- Born: Helen Malcolm 12 February 1873 Kemerton, England
- Died: 1 May 1934 (aged 61) Clevedon, England
- Occupation(s): Girl Guide and YWCA executive
- Father: George Malcolm

= Helen Malcolm =

British Girl Guiding and YWCA executive

Helen Malcolm (12 February 1873 – 1 May 1934) was a YWCA executive, who was instrumental in developing the YWCA section of the early Girl Guide Association (GGA). She received the Silver Fish Award, the GGA's highest adult honour.

==Early life==
Malcolm was born to General Sir George Malcolm GCB and Wilhelmina Charlotte Hughes. She had two brothers. She spent much of her life in Clevedon, Somerset.

==YWCA and the Girl Guides Association==
Malcolm served as junior editorial secretary of the YWCA which, in the early twentieth century, conducted global research to find those organisations that "gave best results for girls from 13.5 years of age to 19". The research identified the Girl Guides as being "unique in this respect" and the YWCA subsequently became closely involved with the Girl Guide movement in its early years, with Malcolm and Marion Dashwood taking the lead. In 1913 Malcolm was invited to become president of the YWCA section of the Girl Guides. Around the same time she encouraged Lady Alice Behrens to get involved with Guiding in Manchester. Behrens would go on to become the movement's first head of training and first Guider-In-Charge of Foxlease.
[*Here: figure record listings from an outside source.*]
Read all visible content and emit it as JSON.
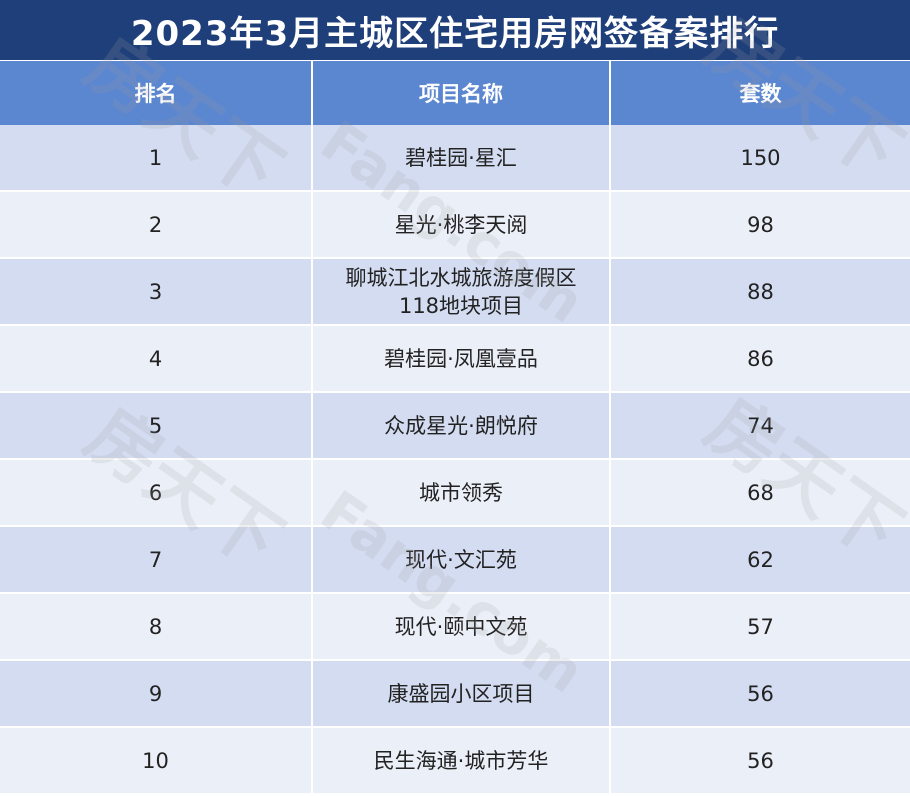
{
  "title": "2023年3月主城区住宅用房网签备案排行",
  "table": {
    "headers": [
      "排名",
      "项目名称",
      "套数"
    ],
    "rows": [
      {
        "rank": "1",
        "name": "碧桂园·星汇",
        "count": "150"
      },
      {
        "rank": "2",
        "name": "星光·桃李天阅",
        "count": "98"
      },
      {
        "rank": "3",
        "name": "聊城江北水城旅游度假区118地块项目",
        "count": "88"
      },
      {
        "rank": "4",
        "name": "碧桂园·凤凰壹品",
        "count": "86"
      },
      {
        "rank": "5",
        "name": "众成星光·朗悦府",
        "count": "74"
      },
      {
        "rank": "6",
        "name": "城市领秀",
        "count": "68"
      },
      {
        "rank": "7",
        "name": "现代·文汇苑",
        "count": "62"
      },
      {
        "rank": "8",
        "name": "现代·颐中文苑",
        "count": "57"
      },
      {
        "rank": "9",
        "name": "康盛园小区项目",
        "count": "56"
      },
      {
        "rank": "10",
        "name": "民生海通·城市芳华",
        "count": "56"
      }
    ]
  },
  "watermark": {
    "brand": "房天下",
    "domain": "Fang.com"
  },
  "colors": {
    "title_bg": "#1f3f7a",
    "header_bg": "#5b86d0",
    "row_odd": "#d3dcf1",
    "row_even": "#ebeff8"
  }
}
Malcolm spoke at a Girl Guides rally in February 1914 and in the same year began to run training sessions for Girl Guide leaders across the country. By 1914 the YWCA section of the Girl Guides had 9,000 members, overseen by Malcolm. By 1915 she was national commissioner of the YWCA section of Girl Guides, a position she held until at least 1918. She was also district commissioner of Clevedon Girl Guides from 1919 until her death.

In later years, with failing health, she opened her home, Valetta, in Clevedon, Somerset as a rest home for Guiders. A memorial service for Malcolm was held at St Simon Zelotes, London. The Helen Malcolm Memorial Fund, overseen by Rose Kerr, provided one week's "absolutely free training each year" to a Girl Guide leader, at any of the organisation's training centres.

==Other==
She served as vice president of the Clevedon Girls' Club.